Nelson Munyawiri (53), a former teacher, has defied the odds in remote Hurungwe North where he is now a successful fruit farmer.
A father of seven, Munyawiri always wanted to be different from fellow rural folk in Headman Musokeri’s village under Chief Kazangarare in the Kapiri area, 63km east of Karoi town.
When many were jostling to grow cash crops like tobacco and maize, he was busy preparing his land for something completely different.
Not deterred by the weather conditions in the area, Munyawiri was driven by the passion for agriculture and to have a source of income.
He started planting fruit trees amid resistance from many.
Munyawiri moved to his current rural home in 1983. Since then, agricultural patterns have evolved according to market value of any particular crop.
“When I moved here, many people used to farm only cotton and maize. Now tobacco has replaced cotton,” he says.
“It is evident from just looking at the surroundings and remoteness of this area that seeing such trees like oranges and apples is a shock to many. Most communal dwellers in the area are into tobacco and maize farming only for they bring money quickly.”
Oranges, guavas, lemons, peaches and apples are some of the fruits one can find in Munyawiri’s orchard.
The fruits are professionally spaced according to their type and variety. This gives the orchard a sense of beauty and breathtaking “coolness”.
Taking advantage of Miami River which meanders close to his orchard, he uses buckets to water the trees most of the times.
“It was tough at first when I planted them for I had to water them using buckets and only waiting for the rainy season,” Munyawiri explains.
Munyawiri says he started farming fruits in 1992. This was soon after his return from Nyanga where he saw how fruits like apples were being farmed after a visit to a relative in Manicaland.
He was then still a teacher at Chibara Primary School and decided to buy apples and oranges seedlings on a trial basis.
“I came back from Nyanga that same year with the idea and I remember I did not even tell my wife Mai Chiedza what I was thinking,” the former teacher explains.
Munyawiri says his inspiration to be different from others was motivated by Indira Gandhi, the former Prime Minister of India, who once said: “My grandfather once told me that there were two kinds of people: those who do the work and those who take the credit. He told me to try to be in the first group; there was much less competition.”
And surely, according to Gandhi’s words, Munyawiri’s work is now benefiting not only him, but many in the community.
He introduced the fruits to many teachers, villagers and school children in the area, mainly Kapiri primary and secondary schools, as well as Bakwa Primary School who now come and buy them giving him a source of income.
Munyawiri now boasts of having bought many cows and being able to send his children to school from the project.
His wife confessed that she was initially against the project.
“When baba started this project, I was against it because I did not know peaches and oranges for I only thought they could only be found from white farmers,” she said.

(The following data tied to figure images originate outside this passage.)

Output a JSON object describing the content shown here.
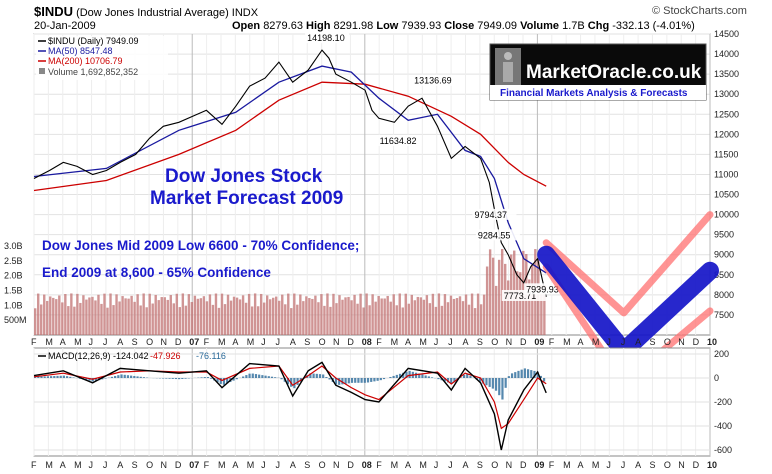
{
  "header": {
    "symbol": "$INDU",
    "name": "(Dow Jones Industrial Average)",
    "exchange": "INDX",
    "date": "20-Jan-2009",
    "source": "© StockCharts.com",
    "open_label": "Open",
    "open": "8279.63",
    "high_label": "High",
    "high": "8291.98",
    "low_label": "Low",
    "low": "7939.93",
    "close_label": "Close",
    "close": "7949.09",
    "volume_label": "Volume",
    "volume": "1.7B",
    "chg_label": "Chg",
    "chg": "-332.13 (-4.01%)"
  },
  "legend": {
    "price": "$INDU (Daily) 7949.09",
    "ma50": "MA(50) 8547.48",
    "ma200": "MA(200) 10706.79",
    "volume": "Volume 1,692,852,352"
  },
  "logo": {
    "brand": "MarketOracle.co.uk",
    "tagline": "Financial Markets Analysis & Forecasts"
  },
  "annotations": {
    "forecast_title_1": "Dow Jones Stock",
    "forecast_title_2": "Market Forecast 2009",
    "line1": "Dow Jones Mid 2009 Low 6600 - 70% Confidence;",
    "line2": "End 2009 at 8,600 - 65% Confidence"
  },
  "colors": {
    "ma50": "#1a1aa0",
    "ma200": "#cc0000",
    "price": "#000000",
    "volume": "#c07070",
    "forecast": "#1515c8",
    "band": "#ff7070",
    "annotation": "#1a1acc",
    "macd_hist": "#2a6a9a"
  },
  "chart_data": [
    {
      "type": "line",
      "name": "price",
      "ylim": [
        7000,
        14500
      ],
      "yticks": [
        7500,
        8000,
        8500,
        9000,
        9500,
        10000,
        10500,
        11000,
        11500,
        12000,
        12500,
        13000,
        13500,
        14000,
        14500
      ],
      "xlim": [
        2006.08,
        2010.0
      ],
      "x_tick_labels": [
        "F",
        "M",
        "A",
        "M",
        "J",
        "J",
        "A",
        "S",
        "O",
        "N",
        "D",
        "07",
        "F",
        "M",
        "A",
        "M",
        "J",
        "J",
        "A",
        "S",
        "O",
        "N",
        "D",
        "08",
        "F",
        "M",
        "A",
        "M",
        "J",
        "J",
        "A",
        "S",
        "O",
        "N",
        "D",
        "09",
        "F",
        "M",
        "A",
        "M",
        "J",
        "J",
        "A",
        "S",
        "O",
        "N",
        "D",
        "10"
      ],
      "price_series": {
        "x": [
          2006.08,
          2006.17,
          2006.25,
          2006.33,
          2006.42,
          2006.5,
          2006.58,
          2006.67,
          2006.75,
          2006.83,
          2006.92,
          2007.0,
          2007.08,
          2007.17,
          2007.25,
          2007.33,
          2007.42,
          2007.5,
          2007.58,
          2007.67,
          2007.75,
          2007.79,
          2007.83,
          2007.92,
          2008.0,
          2008.04,
          2008.08,
          2008.17,
          2008.25,
          2008.33,
          2008.42,
          2008.5,
          2008.58,
          2008.67,
          2008.72,
          2008.76,
          2008.79,
          2008.83,
          2008.88,
          2008.92,
          2008.96,
          2009.0,
          2009.05
        ],
        "y": [
          10900,
          11100,
          11300,
          11200,
          11000,
          11100,
          11300,
          11500,
          11900,
          12200,
          12300,
          12450,
          12600,
          12250,
          12700,
          13200,
          13400,
          13800,
          13300,
          13600,
          14100,
          13900,
          13500,
          13300,
          13100,
          12600,
          12400,
          12300,
          12700,
          12900,
          12200,
          11400,
          11700,
          11400,
          10800,
          9900,
          9300,
          9000,
          8500,
          8300,
          8700,
          8900,
          7950
        ]
      },
      "ma50": {
        "x": [
          2006.08,
          2006.5,
          2006.92,
          2007.25,
          2007.5,
          2007.75,
          2007.92,
          2008.08,
          2008.25,
          2008.42,
          2008.58,
          2008.67,
          2008.75,
          2008.83,
          2008.92,
          2009.05
        ],
        "y": [
          10950,
          11150,
          12100,
          12550,
          13300,
          13700,
          13550,
          12900,
          12350,
          12500,
          11600,
          11450,
          10900,
          9800,
          8900,
          8547
        ]
      },
      "ma200": {
        "x": [
          2006.08,
          2006.5,
          2006.92,
          2007.25,
          2007.5,
          2007.75,
          2008.0,
          2008.25,
          2008.5,
          2008.67,
          2008.83,
          2008.92,
          2009.05
        ],
        "y": [
          10600,
          10850,
          11500,
          12100,
          12850,
          13300,
          13250,
          12950,
          12450,
          12000,
          11300,
          11000,
          10707
        ]
      },
      "volume": {
        "levels_label": [
          "3.0B",
          "2.5B",
          "2.0B",
          "1.5B",
          "1.0B",
          "500M"
        ],
        "levels_value": [
          3.0,
          2.5,
          2.0,
          1.5,
          1.0,
          0.5
        ],
        "latest_B": 1.69
      },
      "labels": [
        {
          "text": "14198.10",
          "x": 2007.78,
          "y": 14198
        },
        {
          "text": "13136.69",
          "x": 2008.4,
          "y": 13136
        },
        {
          "text": "11634.82",
          "x": 2008.2,
          "y": 11634
        },
        {
          "text": "9794.37",
          "x": 2008.75,
          "y": 9794
        },
        {
          "text": "9284.55",
          "x": 2008.77,
          "y": 9284
        },
        {
          "text": "7773.71",
          "x": 2008.92,
          "y": 7773
        },
        {
          "text": "7939.93",
          "x": 2009.05,
          "y": 7939
        }
      ],
      "forecast": {
        "x": [
          2009.05,
          2009.5,
          2010.0
        ],
        "y": [
          9000,
          6600,
          8600
        ]
      },
      "band_upper": {
        "x": [
          2009.05,
          2009.5,
          2010.0
        ],
        "y": [
          9300,
          7550,
          10000
        ]
      },
      "band_lower": {
        "x": [
          2009.05,
          2009.5,
          2010.0
        ],
        "y": [
          8700,
          5800,
          7600
        ]
      }
    },
    {
      "type": "line",
      "name": "MACD",
      "title": "MACD(12,26,9) -124.042",
      "signal_label": "-47.926",
      "hist_label": "-76.116",
      "ylim": [
        -650,
        250
      ],
      "yticks": [
        200,
        0,
        -200,
        -400,
        -600
      ],
      "macd": {
        "x": [
          2006.08,
          2006.25,
          2006.42,
          2006.58,
          2006.75,
          2006.92,
          2007.08,
          2007.17,
          2007.33,
          2007.5,
          2007.58,
          2007.67,
          2007.75,
          2007.83,
          2007.92,
          2008.0,
          2008.08,
          2008.25,
          2008.42,
          2008.5,
          2008.58,
          2008.67,
          2008.75,
          2008.79,
          2008.83,
          2008.92,
          2009.0,
          2009.05
        ],
        "y": [
          20,
          60,
          -40,
          80,
          60,
          40,
          60,
          -80,
          120,
          100,
          -150,
          60,
          130,
          -60,
          -120,
          -180,
          -200,
          80,
          40,
          -100,
          80,
          -40,
          -300,
          -600,
          -350,
          -100,
          50,
          -124
        ]
      },
      "signal": {
        "x": [
          2006.08,
          2006.25,
          2006.42,
          2006.58,
          2006.75,
          2006.92,
          2007.08,
          2007.17,
          2007.33,
          2007.5,
          2007.58,
          2007.67,
          2007.75,
          2007.83,
          2007.92,
          2008.0,
          2008.08,
          2008.25,
          2008.42,
          2008.5,
          2008.58,
          2008.67,
          2008.75,
          2008.79,
          2008.83,
          2008.92,
          2009.0,
          2009.05
        ],
        "y": [
          10,
          40,
          -10,
          50,
          60,
          50,
          50,
          -20,
          80,
          100,
          -60,
          20,
          100,
          0,
          -80,
          -140,
          -180,
          20,
          50,
          -50,
          40,
          0,
          -200,
          -420,
          -380,
          -180,
          0,
          -48
        ]
      }
    }
  ]
}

Lunch Katurura, the resident Agriculture and Rural Extension (Arex) officer, agreed that Munyawiri was a rare kind of farmer in his area.
“I became an Arex officer a few years back and Munyawiri had already grown these trees. Now I only assist him in buying correct chemicals for spraying them,” Katurura says.
According to Munyawiri, he planted the first crops on the August 21 1992, a date he still remembers with much freshness scribbled on his face.
His neighbour Admire Chikondo describes Munyawiri’s ideas as surprising.
“He was almost summoned to appear before a traditional chief accused of causing rain scarcity in the area. Most people are so traditional in this area that they accused him of farming crops which the spirits hated, causing rain scarcity and misfortunes in the area,” Chikondo reminisced.
He said people opposed to the project were largely driven by jealousy.
Chikondo said he was also now benefiting from his neighbours’ project.
In a jocular tone, Chikondo said even their diet has changed and most of his family members were now healthy from eating fruits.
Munyawiri is not only helping locals by providing tasteful fruits, but teaching the youths in the area how one can diversify their farming method.
Many youths in the area now regard Munyawiri as their role model.
“Being in a remote area cannot be a barrier for one not to excel in life,” Munyawiri says, encouraging youths to create their own employment by undertaking projects and not rush to look for employment in urban areas.
Munyawiri has vowed to put the area on the map and asked for well-wishers to assist in providing irrigation equipment for his dream is to expand the project.